Despite the poorly understood mechanism, patients with perineural invasion by cancer should undergo extensive surgery. Our patient had perineural spread till the tympanic segment of facial nerve and she underwent extensive surgery including modified LTBR. Such extensive surgery is required to improve the long-term outcome [5, 16].

Conclusion

HGT-AdCC of the parotid gland in young female is a rare tumor and can present with isolated temporal bone involvement. The radiological features of isolated perineural spread in intratympanic part of facial nerve can be easily missed if not specifically looked for. This can lead to inadequate disease clearance, disease recurrence and treatment failure.
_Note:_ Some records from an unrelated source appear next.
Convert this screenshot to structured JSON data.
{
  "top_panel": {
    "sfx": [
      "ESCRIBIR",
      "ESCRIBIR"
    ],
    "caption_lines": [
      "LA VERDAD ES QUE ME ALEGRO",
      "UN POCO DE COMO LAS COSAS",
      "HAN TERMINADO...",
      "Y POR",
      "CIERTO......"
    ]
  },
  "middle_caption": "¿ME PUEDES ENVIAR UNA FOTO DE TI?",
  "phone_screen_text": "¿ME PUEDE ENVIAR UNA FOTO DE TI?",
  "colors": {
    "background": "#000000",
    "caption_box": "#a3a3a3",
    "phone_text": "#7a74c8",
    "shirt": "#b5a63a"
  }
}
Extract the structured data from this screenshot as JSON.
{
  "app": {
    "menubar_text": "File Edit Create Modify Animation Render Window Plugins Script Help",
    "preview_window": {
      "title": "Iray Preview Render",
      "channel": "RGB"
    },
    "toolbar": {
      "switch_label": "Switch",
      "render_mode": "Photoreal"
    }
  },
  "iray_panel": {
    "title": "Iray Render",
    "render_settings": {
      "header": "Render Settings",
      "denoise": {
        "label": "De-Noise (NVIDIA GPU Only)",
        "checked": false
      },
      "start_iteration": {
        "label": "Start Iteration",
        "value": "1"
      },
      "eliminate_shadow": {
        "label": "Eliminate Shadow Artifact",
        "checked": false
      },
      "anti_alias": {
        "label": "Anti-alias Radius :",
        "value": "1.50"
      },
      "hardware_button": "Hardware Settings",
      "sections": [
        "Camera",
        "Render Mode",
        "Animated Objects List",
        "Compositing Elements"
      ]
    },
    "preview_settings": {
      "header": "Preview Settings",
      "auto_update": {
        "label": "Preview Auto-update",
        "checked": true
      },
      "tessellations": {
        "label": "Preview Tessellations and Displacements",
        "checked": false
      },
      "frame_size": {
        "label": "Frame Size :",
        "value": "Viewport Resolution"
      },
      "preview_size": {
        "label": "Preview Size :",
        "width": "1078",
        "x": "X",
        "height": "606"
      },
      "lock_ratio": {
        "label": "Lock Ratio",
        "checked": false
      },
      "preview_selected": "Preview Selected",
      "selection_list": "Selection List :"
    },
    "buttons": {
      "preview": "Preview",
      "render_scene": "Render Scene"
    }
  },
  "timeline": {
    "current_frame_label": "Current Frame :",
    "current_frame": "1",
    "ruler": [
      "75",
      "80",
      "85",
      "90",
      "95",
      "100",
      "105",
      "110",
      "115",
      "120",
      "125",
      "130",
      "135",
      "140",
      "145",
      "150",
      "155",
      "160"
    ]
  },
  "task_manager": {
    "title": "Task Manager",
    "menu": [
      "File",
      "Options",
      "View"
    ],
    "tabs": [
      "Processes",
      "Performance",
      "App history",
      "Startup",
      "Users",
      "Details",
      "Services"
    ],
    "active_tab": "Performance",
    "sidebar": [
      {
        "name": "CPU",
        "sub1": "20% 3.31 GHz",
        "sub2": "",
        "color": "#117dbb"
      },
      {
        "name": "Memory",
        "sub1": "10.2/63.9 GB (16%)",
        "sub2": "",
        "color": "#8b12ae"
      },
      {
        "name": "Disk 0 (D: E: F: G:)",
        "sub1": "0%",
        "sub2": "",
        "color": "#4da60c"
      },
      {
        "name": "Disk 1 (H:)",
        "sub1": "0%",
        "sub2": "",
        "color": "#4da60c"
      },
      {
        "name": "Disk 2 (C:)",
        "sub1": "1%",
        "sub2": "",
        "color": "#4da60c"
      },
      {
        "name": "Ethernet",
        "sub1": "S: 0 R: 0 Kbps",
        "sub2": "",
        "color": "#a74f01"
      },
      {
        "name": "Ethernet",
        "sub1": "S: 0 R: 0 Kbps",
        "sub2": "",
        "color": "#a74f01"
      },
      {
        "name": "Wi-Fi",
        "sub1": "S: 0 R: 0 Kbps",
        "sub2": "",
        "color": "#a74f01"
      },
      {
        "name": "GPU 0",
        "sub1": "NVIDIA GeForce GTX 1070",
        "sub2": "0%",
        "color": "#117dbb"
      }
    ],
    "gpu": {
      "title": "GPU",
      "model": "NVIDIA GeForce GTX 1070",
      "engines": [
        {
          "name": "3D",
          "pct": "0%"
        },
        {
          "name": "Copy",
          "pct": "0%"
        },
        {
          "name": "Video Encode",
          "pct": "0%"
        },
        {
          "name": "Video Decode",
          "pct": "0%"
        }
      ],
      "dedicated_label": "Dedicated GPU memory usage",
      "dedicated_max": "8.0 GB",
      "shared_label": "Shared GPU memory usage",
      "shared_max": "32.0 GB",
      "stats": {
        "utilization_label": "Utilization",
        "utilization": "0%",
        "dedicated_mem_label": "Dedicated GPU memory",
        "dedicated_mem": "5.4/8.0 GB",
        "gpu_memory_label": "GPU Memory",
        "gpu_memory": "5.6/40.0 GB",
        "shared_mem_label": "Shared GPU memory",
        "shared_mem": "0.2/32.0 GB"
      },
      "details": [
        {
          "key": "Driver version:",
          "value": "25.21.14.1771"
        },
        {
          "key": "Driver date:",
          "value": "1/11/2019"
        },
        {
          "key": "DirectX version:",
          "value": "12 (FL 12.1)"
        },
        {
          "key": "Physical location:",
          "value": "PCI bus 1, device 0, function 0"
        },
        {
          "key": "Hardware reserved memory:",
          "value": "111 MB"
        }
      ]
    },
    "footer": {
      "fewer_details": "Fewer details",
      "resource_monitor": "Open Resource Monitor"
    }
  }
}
Hence, the author would like to emphasize that every attempt should be made preoperatively and intraoperatively to determine the complete extent of the tumor for adequate disease clearance. A combined clinico-radiological approach aided by histopathology and IHC studies help in early detection of this malignant neoplasm and in better patient management. Adjuvant radiotherapy and careful postoperative follow-up is of paramount importance in such patients.